Delroy Lindo interview: ‘Sinners’

Delroy Lindo is having a career moment decades in the making — and he’s feeling every bit of it.
The Sinners star earned his first Oscar nomination for Best Supporting Actor for his soulful turn as bluesman Delta Slim in Ryan Coogler’s vampire epic. For an actor who has spent more than five decades delivering powerful performances across film, television and theater, the recognition carries profound weight.
“It resonates very, very deeply because it’s so genuine and it’s a lot of people expressing their joy and their enjoyment of this moment for me. It’s beautiful,” Lindo tells Gold Derby.
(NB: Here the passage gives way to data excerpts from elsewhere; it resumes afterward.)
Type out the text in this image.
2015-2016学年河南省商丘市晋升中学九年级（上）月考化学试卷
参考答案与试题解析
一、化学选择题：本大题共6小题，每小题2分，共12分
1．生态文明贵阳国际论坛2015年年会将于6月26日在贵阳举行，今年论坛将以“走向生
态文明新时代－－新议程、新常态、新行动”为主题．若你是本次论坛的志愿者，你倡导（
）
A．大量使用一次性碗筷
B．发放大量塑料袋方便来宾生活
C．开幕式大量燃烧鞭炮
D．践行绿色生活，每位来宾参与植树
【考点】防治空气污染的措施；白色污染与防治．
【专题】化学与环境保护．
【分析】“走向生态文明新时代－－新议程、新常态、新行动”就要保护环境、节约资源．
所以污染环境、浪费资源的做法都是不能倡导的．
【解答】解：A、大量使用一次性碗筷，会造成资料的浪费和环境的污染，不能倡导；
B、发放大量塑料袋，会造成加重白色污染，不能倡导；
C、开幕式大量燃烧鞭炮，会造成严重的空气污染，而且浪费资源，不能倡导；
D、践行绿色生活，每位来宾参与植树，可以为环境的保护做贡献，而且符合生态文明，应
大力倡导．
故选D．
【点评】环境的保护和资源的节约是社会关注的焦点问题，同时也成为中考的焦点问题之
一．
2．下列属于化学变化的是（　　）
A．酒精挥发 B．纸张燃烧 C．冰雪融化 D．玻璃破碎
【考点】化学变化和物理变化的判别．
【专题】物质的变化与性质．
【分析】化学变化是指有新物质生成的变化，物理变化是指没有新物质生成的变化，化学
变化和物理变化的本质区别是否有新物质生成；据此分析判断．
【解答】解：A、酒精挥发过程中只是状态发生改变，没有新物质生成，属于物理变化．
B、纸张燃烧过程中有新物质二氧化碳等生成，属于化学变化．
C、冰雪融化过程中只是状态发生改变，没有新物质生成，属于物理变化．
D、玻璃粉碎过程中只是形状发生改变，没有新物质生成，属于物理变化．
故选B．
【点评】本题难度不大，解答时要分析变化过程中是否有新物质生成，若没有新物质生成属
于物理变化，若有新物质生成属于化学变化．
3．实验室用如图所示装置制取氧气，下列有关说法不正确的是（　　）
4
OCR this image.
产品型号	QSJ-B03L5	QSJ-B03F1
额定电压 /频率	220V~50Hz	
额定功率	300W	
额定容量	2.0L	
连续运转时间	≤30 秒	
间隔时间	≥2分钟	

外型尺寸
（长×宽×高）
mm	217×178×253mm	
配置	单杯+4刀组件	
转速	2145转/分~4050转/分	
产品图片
Lindo’s nomination is more than a milestone — it’s a celebration of a body of work that includes standout roles in Da 5 Bloods, Malcolm X, and Get Shorty. As Delta Slim in the Coogler-directed drama, which received a record 16 Oscar nods, Lindo plays an addled musician with a redemptive arc and, as exhilarating as the awards attention has been, Lindo says the real reward came during production and seeing the audience’s response.
“I would say the joy that the film has brought, but it’s beyond joy,” he says. “The fact that the various themes that this story is conveying are apparently reaching audiences and that accounts for why, in my opinion, why audiences are going back multiple times to see this work.”
That audience connection was clear to Lindo from the moment he first read the script. He was so moved by what he saw on the page that he immediately reached out to Coogler. “I thought it was a very contemporary story. I emailed Ryan almost immediately and I said, ‘This is what I’m seeing. Is what I’m seeing accurate?” And he said, ‘Yes, this is what I’m trying to do with this story.’”
Once cameras started rolling, there was no easing into the role. Lindo says he doesn’t even remember how it all started.
“I don’t remember my first day of filming, and probably the reason that I don’t remember my first day of filming is because I was so intent on doing whatever scene I was doing,” he says. “It was just locking into whatever the requirement of the work was.”
That work ethic has defined Lindo’s career, and even as accolades roll in, he’s wary of lingering too long in celebration mode.
“It’s special. But I’m hesitant to live in that too deeply because my intention is to continue working. And this is a beautiful moment and I hope it leads to other beautiful moments.”